You see, I’ve been in school for the past couple of years, and even now that I’m done with the coursework phase of my degree, and I don’t have to keep up with my professor’s required reading lists, I am in the middle of a huge research and writing project.  All of that to say that I am simply incapable of keeping up with the massive amounts of new books that you publishers keep churning out.  Granted, I don’t need to read every new title that gets published, but there are a significant number of books that I see publicized, blogged about, and celebrated, and I just don’t have the time to get to them.

I’m a literary fellow – I love reading, and do a lot of it.  But not enough to keep up. 

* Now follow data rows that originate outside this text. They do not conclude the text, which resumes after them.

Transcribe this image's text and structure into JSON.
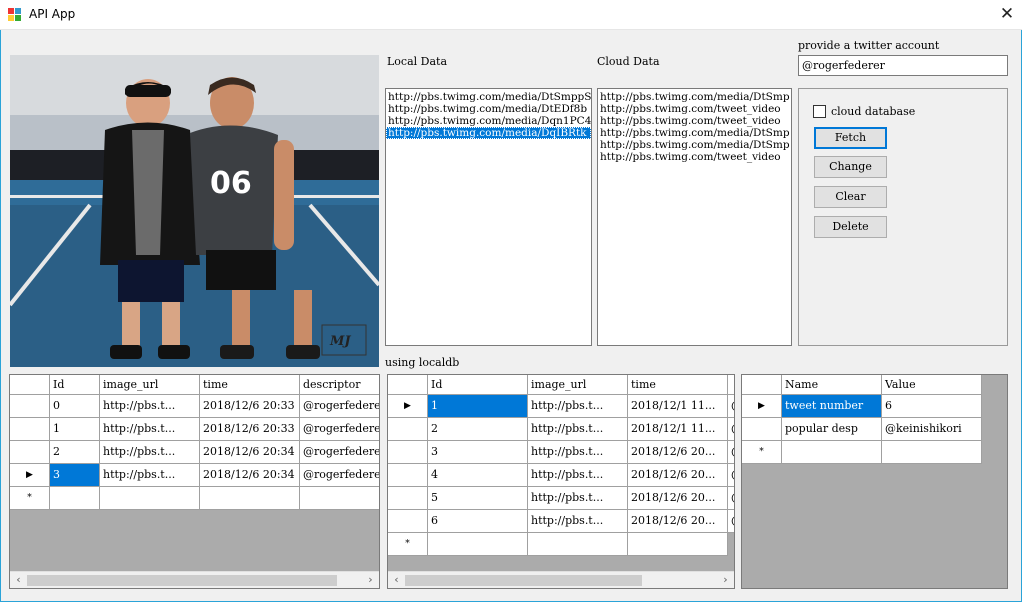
{
  "window": {
    "title": "API App",
    "close_glyph": "✕"
  },
  "labels": {
    "local_data": "Local Data",
    "cloud_data": "Cloud Data",
    "provide_account": "provide a twitter account",
    "using_localdb": "using localdb"
  },
  "account_input": {
    "value": "@rogerfederer"
  },
  "local_list": [
    {
      "text": "http://pbs.twimg.com/media/DtSmppS",
      "selected": false
    },
    {
      "text": "http://pbs.twimg.com/media/DtEDf8b",
      "selected": false
    },
    {
      "text": "http://pbs.twimg.com/media/Dqn1PC4",
      "selected": false
    },
    {
      "text": "http://pbs.twimg.com/media/DqIBRtk",
      "selected": true
    }
  ],
  "cloud_list": [
    "http://pbs.twimg.com/media/DtSmp",
    "http://pbs.twimg.com/tweet_video",
    "http://pbs.twimg.com/tweet_video",
    "http://pbs.twimg.com/media/DtSmp",
    "http://pbs.twimg.com/media/DtSmp",
    "http://pbs.twimg.com/tweet_video"
  ],
  "controls": {
    "cloud_database_label": "cloud database",
    "fetch": "Fetch",
    "change": "Change",
    "clear": "Clear",
    "delete": "Delete"
  },
  "grid_local": {
    "headers": [
      "Id",
      "image_url",
      "time",
      "descriptor"
    ],
    "rows": [
      [
        "0",
        "http://pbs.t...",
        "2018/12/6 20:33",
        "@rogerfederer"
      ],
      [
        "1",
        "http://pbs.t...",
        "2018/12/6 20:33",
        "@rogerfederer"
      ],
      [
        "2",
        "http://pbs.t...",
        "2018/12/6 20:34",
        "@rogerfederer"
      ],
      [
        "3",
        "http://pbs.t...",
        "2018/12/6 20:34",
        "@rogerfederer"
      ]
    ],
    "current_row": 3,
    "new_row_glyph": "*"
  },
  "grid_db": {
    "headers": [
      "Id",
      "image_url",
      "time"
    ],
    "rows": [
      [
        "1",
        "http://pbs.t...",
        "2018/12/1 11...",
        "@"
      ],
      [
        "2",
        "http://pbs.t...",
        "2018/12/1 11...",
        "@"
      ],
      [
        "3",
        "http://pbs.t...",
        "2018/12/6 20...",
        "@"
      ],
      [
        "4",
        "http://pbs.t...",
        "2018/12/6 20...",
        "@"
      ],
      [
        "5",
        "http://pbs.t...",
        "2018/12/6 20...",
        "@"
      ],
      [
        "6",
        "http://pbs.t...",
        "2018/12/6 20...",
        "@"
      ]
    ],
    "current_row": 0,
    "new_row_glyph": "*"
  },
  "grid_stats": {
    "headers": [
      "Name",
      "Value"
    ],
    "rows": [
      [
        "tweet number",
        "6"
      ],
      [
        "popular desp",
        "@keinishikori"
      ]
    ],
    "current_row": 0,
    "new_row_glyph": "*"
  },
  "photo": {
    "jersey_text": "06",
    "watermark": "MJ"
  },
  "icons": {
    "scroll_left": "‹",
    "scroll_right": "›",
    "row_pointer": "▶"
  }
}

Sadly, that’s only half of my problem.  The other half is that the more progress I make on my dissertation, and the more I spend time going through notes and flipping through the stacks of books that are on my home office desk, the more I realize that there are quite a large number of books I’ve already read once or more that I really need to return to.  In some cases, I read them too fast to have retained enough.  In other cases, the books are so good, so compelling, that they need to be re-read at least once every two or three years for the rest of my life.

So what do you say publishing industry?  Do you think you could just take the next year off, and not publish anything?  For me?  I still love you.  I just think we need to take some time off from each other.  It’s not you, it’s me.  I really want to work things out, but I need some time away.  You understand, don’t you?  Maybe you could spend some time with the movie industry – I don’t see enough of them these days, either.